Lipopolysaccharide (LPS, endotoxin) elicits an immune reaction which is responsible for many of the harmful effects seen in septic shock patients. The eradication of bacteria by antibiotics is insufficient to resolve the pathology due to the lack of LPS neutralization. LPS-neutralizing antibodies have been described; however, these were specific for the serotype of the infecting bacteria and thus not useful for the treatment of septic shock patients. Structural analyses revealed that the LPS structures of Escherichia coli and Salmonella are structurally conserved in the inner core region.

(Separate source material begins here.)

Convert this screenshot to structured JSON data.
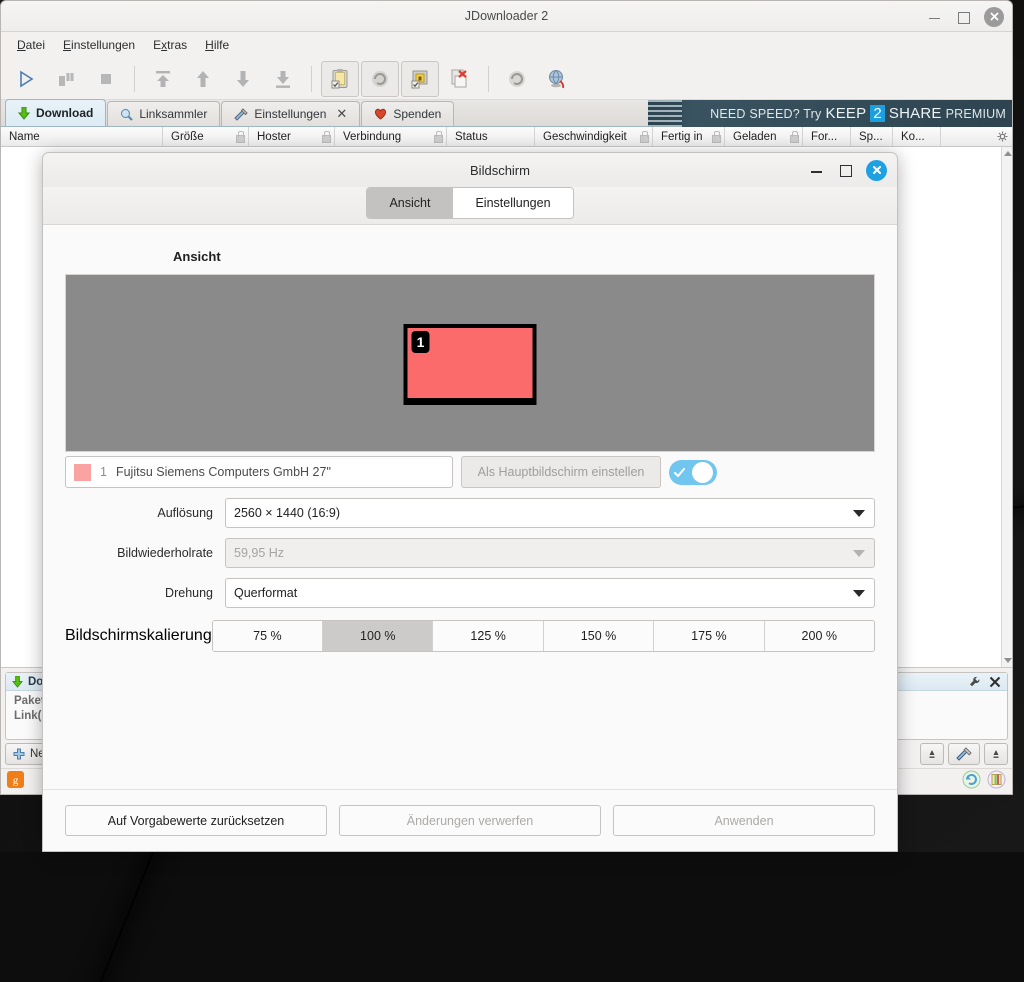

Using whole LPS and a panel of neoglycoconjugates containing purified LPS oligosaccharides, which we have obtained from all E. coli core types (K-12, R1, R2, R3 and R4), Salmonella enterica, and the mutant strain E. coli J-5, we have identified an epitope which is bound with high affinity by the monoclonal antibody WN1 222-5, which has been shown previously shown to be cross-reactive against a large collection of blood, fecal, and urinary isolates of E. coli, S. enterica, some Citrobacter, independently of the serotype [Di Padova, F.E., Brade, H., Barclay, G.R., Poxton, I.R., Liehl, E., Schuetze, E., Kocher, H.P., Ramsay, G., Schreier, M.H., McClelland, D.B., Rietschel, E.T., 1993. A broadly cross-protective monoclonal antibody binding to Escherichia coli and Salmonella lipopolysaccharides. Infect. Immun. 61, 3863-3872]. Importantly, WN1 222-5 was protective in various models of endotoxic shock. The minimal structural element necessary for high-affinity binding consists of R(1)-alpha-d-Glcp-(1-->3)-[l-alpha-d-Hepp-(1-->7)]-l-alpha-d-Hepp 4P-(1-->3)-R(2) (R(1), R(2)=additional sugars of LPS) in which the side-chain heptose and the 4-phosphate on the branched heptose are the main determinants of the epitope. Additional sugars of the outer core (R(1)) enhance the affinity, whereas loss of an intact Kdo region and/or lipid A (R(2)) prevent binding. The identification of the epitope provides the structural basis for the rational development of a potential vaccine against E. coli LPS.